World War Two 1945 San Marcos, Hays County, Texas

Citation

He was an automatic rifleman when his unit attacked the strongly defended Paco Railroad Station during the battle for Manila, Philippine Islands. While making a frontal assault across an open field, his platoon was halted 100 yards from the station by intense enemy fire. On his own initiative, he left the platoon, accompanied by a comrade, and continued forward to a house 60 yards from the objective. Although under constant enemy observation, the two men remained in this position for an hour, firing at targets of opportunity, killing more than 35 hostile soldiers, and wounding many more.
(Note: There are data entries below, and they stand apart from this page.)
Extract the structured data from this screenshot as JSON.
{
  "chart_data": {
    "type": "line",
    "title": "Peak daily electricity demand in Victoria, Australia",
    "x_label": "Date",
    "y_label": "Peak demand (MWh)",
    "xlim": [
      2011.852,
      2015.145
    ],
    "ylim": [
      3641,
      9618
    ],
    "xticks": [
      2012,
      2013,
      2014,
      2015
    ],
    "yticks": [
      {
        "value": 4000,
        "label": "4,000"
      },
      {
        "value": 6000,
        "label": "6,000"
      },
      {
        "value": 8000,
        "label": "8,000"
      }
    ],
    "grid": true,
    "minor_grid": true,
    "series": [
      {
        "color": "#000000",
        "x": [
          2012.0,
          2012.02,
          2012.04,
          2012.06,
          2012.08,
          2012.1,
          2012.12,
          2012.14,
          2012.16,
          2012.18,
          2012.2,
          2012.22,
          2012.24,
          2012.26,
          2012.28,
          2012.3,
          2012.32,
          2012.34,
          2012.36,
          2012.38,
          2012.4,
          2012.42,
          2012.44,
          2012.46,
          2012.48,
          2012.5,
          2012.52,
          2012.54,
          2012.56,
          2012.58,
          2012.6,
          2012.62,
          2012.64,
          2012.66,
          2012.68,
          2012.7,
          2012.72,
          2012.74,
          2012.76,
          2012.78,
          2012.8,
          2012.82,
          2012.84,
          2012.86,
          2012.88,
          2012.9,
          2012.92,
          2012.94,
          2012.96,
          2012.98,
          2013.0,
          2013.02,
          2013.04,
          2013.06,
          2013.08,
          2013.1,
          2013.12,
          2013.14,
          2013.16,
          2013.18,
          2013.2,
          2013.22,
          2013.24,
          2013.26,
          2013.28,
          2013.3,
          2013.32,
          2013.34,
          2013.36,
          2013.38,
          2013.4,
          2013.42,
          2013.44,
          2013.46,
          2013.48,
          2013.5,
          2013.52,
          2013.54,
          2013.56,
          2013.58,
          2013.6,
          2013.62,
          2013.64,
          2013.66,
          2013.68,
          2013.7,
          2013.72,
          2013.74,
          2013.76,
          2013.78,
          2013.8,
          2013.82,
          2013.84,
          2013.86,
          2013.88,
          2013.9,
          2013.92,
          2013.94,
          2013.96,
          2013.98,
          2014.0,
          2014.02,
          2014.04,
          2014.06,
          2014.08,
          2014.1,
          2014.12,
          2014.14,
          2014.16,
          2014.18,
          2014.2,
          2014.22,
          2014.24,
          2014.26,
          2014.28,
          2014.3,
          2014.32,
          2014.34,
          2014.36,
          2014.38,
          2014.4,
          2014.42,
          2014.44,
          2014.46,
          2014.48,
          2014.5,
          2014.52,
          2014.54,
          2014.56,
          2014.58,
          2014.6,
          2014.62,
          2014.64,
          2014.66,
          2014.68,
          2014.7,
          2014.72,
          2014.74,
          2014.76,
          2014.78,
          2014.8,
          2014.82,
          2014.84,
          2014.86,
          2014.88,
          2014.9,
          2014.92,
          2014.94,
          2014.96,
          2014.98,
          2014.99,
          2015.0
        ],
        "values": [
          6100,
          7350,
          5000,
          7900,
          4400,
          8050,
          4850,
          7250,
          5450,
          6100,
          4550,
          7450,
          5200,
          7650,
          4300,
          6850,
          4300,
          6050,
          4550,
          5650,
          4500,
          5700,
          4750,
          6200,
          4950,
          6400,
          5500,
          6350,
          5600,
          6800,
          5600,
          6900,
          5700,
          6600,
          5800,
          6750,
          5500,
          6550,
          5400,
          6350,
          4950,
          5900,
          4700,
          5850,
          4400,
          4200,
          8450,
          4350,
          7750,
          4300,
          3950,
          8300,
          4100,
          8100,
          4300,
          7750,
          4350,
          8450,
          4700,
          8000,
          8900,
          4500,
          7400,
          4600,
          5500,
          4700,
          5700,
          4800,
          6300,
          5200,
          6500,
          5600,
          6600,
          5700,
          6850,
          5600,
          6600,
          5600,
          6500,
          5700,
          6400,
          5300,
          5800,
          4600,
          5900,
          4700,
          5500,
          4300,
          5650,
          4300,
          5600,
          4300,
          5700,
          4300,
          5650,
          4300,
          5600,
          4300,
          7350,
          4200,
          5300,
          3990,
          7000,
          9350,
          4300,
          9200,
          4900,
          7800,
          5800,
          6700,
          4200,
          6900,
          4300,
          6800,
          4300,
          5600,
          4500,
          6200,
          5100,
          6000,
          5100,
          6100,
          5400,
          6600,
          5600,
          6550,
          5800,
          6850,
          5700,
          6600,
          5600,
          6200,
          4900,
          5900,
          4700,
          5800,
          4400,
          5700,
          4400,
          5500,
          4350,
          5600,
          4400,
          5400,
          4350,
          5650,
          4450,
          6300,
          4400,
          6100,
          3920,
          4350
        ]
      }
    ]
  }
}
Moving closer to the station and discovering a group of Japanese replacements attempting to reach pillboxes, they opened heavy fire, killed more than 40, and stopped all subsequent attempts to man the emplacements. Enemy fire became more intense as they advanced to within 20 yards of the station. Then, covered by his companion, Pvt. Rodriguez boldly moved up to the building and threw five grenades through a doorway, killing seven Japanese, destroying a 20-mm gun, and wrecking a heavy machine gun. With their ammunition running low, the two men started to return to the American lines, alternately providing covering fire for each other's withdrawal. During this movement, Pvt. Rodriguez' companion was killed. In 2 and one half hours of fierce fighting the intrepid team killed more than 82 Japanese, completely disorganized their defense, and paved the way for the subsequent overwhelming defeat of the enemy at this strongpoint. Two days later, Pvt. Rodriguez again enabled his comrades to advance when he singlehandedly killed six Japanese and destroyed a well-placed 20-mm gun. By his outstanding skill with his weapon, gallant determination to destroy the enemy, and heroic courage in the face of tremendous odds, Pvt. Rodriguez, on two occasions, materially aided the advance of our troops in Manila.